Factors affecting survival in operated gastric cancer

Gastric cancer is one of the most common causes of death worldwide. It is among the top 5 most frequently-diagnosed cancers globally and is the 3rd leading cause of cancer-related deaths. In its distribution, there are important geographical, ethnic, and socio-economic differences. Since patients are usually asymptomatic in the earlier stages, two thirds of the patients have inoperable disease at the time of diagnosis. Despite the advances in its treatment, prognosis is still poor [[1], [2], [3]].

Gastric adenocarcinoma has two main histological variants, namely diffuse and intestinal type. The most common variant is the “intestinal type” due to its morphological similarity to adenocarcinomas that occur in the intestinal tract. The sequence of molecular events underlying intestinal type GC (INT-GC) is not fully understood yet [4]. In a model of INT-GC, chronic persistent superficial gastritis caused by chronic HP infection, pernicious anemia, or possibly diets high-in-salt leads to chronic atrophic gastritis (CAG) and gastric intestinal metaplasia (GIM), which is ultimately followed by dysplasia and then adenocarcinoma [5,6]. Although there has been a recent debate as to whether cancer cells directly originate from intestinal metaplastic cells or GIM is a substitute marker of cancer, the presence of GIM has been associated with the development of INT-GC in epidemiological studies [7]. Although diffuse type GC (DIF-GC) can be induced by HP infection, there are significant differences between these two variants.
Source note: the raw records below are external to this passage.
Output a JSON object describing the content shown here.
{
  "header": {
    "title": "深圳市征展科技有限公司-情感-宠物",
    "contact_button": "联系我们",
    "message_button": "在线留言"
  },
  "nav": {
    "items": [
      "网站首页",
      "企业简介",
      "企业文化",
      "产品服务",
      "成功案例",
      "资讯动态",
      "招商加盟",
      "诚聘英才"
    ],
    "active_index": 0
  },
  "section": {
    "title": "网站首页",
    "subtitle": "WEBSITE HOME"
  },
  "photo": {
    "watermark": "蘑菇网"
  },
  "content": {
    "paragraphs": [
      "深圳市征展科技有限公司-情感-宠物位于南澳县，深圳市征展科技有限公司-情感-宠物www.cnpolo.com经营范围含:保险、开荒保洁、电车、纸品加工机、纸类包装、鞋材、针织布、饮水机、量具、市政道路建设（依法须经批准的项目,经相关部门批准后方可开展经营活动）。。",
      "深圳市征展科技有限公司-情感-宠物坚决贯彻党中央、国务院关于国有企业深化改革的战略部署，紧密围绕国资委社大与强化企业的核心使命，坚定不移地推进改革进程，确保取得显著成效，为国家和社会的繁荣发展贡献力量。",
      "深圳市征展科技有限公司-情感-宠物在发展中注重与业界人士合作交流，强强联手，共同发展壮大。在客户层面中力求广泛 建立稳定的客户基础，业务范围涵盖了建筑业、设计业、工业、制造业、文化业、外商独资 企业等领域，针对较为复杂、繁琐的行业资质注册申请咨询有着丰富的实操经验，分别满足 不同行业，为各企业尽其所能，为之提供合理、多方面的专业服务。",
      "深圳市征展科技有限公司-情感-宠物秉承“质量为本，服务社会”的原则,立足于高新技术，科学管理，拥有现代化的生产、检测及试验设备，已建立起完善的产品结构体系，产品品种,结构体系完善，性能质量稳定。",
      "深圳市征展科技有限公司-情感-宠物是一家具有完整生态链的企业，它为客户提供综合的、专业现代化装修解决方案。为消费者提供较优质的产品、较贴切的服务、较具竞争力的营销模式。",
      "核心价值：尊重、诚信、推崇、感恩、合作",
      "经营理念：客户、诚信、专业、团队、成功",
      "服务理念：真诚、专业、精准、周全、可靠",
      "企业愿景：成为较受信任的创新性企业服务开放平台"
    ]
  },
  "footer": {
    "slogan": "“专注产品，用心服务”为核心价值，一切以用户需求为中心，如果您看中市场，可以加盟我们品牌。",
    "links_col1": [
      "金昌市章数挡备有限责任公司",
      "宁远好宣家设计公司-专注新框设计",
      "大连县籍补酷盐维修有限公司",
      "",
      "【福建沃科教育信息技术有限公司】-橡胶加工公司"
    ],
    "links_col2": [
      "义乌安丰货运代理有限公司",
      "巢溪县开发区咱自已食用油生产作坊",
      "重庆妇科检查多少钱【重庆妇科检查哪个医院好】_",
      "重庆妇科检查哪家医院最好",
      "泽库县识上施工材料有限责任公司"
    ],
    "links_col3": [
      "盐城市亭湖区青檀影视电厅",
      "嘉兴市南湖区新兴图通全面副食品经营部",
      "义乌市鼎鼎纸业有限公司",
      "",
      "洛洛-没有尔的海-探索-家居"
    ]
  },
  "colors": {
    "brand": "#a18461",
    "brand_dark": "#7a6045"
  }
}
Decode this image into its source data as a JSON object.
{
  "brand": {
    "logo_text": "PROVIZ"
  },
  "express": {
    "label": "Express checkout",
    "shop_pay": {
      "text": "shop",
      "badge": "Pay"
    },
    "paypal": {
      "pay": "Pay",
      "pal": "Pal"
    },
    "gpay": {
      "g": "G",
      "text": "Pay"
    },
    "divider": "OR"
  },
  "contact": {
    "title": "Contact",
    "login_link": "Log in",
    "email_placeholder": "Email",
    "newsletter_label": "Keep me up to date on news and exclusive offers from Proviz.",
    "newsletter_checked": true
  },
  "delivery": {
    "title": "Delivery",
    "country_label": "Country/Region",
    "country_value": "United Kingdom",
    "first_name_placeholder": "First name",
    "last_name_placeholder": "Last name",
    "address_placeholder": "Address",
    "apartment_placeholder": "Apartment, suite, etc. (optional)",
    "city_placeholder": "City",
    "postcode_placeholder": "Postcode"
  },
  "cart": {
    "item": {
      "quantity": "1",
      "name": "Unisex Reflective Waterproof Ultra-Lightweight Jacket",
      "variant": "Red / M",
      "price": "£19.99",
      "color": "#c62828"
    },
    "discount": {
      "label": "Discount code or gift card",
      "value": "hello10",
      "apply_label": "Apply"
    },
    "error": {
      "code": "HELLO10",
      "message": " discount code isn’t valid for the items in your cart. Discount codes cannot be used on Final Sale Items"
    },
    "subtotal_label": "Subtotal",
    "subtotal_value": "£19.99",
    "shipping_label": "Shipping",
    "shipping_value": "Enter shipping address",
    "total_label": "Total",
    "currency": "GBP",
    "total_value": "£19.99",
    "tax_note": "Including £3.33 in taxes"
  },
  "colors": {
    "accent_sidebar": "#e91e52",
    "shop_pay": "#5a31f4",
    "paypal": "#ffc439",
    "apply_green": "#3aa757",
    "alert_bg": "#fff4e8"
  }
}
Unlike INT-GC, DIF-GC does not have a previously-defined precancerous lesion, even in those associated with HP infection.

GIM is more common in the countries with higher GC incidence and is known to occur prior to GC development in experimental animal models [8,9]. The data obtained from human studies have supported that GIM is a precursor lesion for INT-GC. In a Chinese study, GIM was detected in about 33% of the population who lived in a region with high gastric cancer incidence [10]. In another study from Japan, it was advocated that the presence of GIM was the sole criterion associated with the development of INT-GC [11].

Given the poor prognosis of GC, it is important to determine prognostic markers for identifying the individual risk as well as staging the disease. In some studies and meta-analysis, HP-positive operated GC patients were found to have worse prognosis [12,13]. In our study, we aimed to investigate the possible negative effects of the presence of GIM, HP, and CAG in surgical specimen on long-term survival in operated INT-GC patients.